One concept is to allow a surgical team to examine a child’s heart and to not only see it, but feel it and interact with it. Another scenario would be to rehearse how junior medical personal can react to ethical issues which require them to challenge seniors in authority. He also showed the JPL Mars exploration and interaction scenario to validate if the proposed science can be achieved on distant planets.
Burkeson says they will be working with IBM to bring in Watson’s AI capabilities and working on a wireless HMD solution as well. The graphic shows the roster of Universities collaborating on the project, which appears to be in the very early stages of development.
Mark Squire of the NYU Augmented Reality Lab described a number of AR projects the Lab has developed in the past. They focus on create AR solutions based on technology that is available now rather than working on future AR technologies. He showed some fairly rudimentary AR overlay applications.

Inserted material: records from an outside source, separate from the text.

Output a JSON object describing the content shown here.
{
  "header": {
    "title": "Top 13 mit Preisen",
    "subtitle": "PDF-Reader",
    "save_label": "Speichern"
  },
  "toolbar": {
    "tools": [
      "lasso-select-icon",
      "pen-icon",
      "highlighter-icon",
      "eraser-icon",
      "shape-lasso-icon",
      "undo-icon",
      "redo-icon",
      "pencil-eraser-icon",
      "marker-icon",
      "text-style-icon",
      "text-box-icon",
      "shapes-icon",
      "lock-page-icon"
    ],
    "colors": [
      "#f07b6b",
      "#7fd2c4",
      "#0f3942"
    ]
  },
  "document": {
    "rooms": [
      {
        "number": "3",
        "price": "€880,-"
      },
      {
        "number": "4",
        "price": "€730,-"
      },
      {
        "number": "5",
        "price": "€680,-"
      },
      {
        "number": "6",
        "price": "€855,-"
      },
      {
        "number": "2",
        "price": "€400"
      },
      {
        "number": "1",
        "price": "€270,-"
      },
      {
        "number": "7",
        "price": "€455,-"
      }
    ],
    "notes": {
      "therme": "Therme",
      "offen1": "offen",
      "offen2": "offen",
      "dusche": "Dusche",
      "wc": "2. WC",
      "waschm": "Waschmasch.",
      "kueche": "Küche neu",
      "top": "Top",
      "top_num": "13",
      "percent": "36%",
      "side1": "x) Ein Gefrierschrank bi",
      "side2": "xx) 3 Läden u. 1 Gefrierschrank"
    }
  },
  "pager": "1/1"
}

SketchPad is a platform that can accept 3D content and games in up to 28 different formats and help to transform them into VR experiences that can play on a wide variety of VR headsets. They are working with “all the major AAA game developers” and have a user group under Unity that has 1400 members. 500K creators have used SketchPad to create over 1 million 3D scenes, Squire claimed.
Fove presented their eyetracking solution that they plan to offer to developers by the end of the year (see FOVE Shows Eyetracking Technology).
Chris Bobotis of Mettle described his plug-in for Adobe AfterEffects and Premier Pro that adds a VR tool set to these popular cinema-grade color grading, object placement and special effects programs.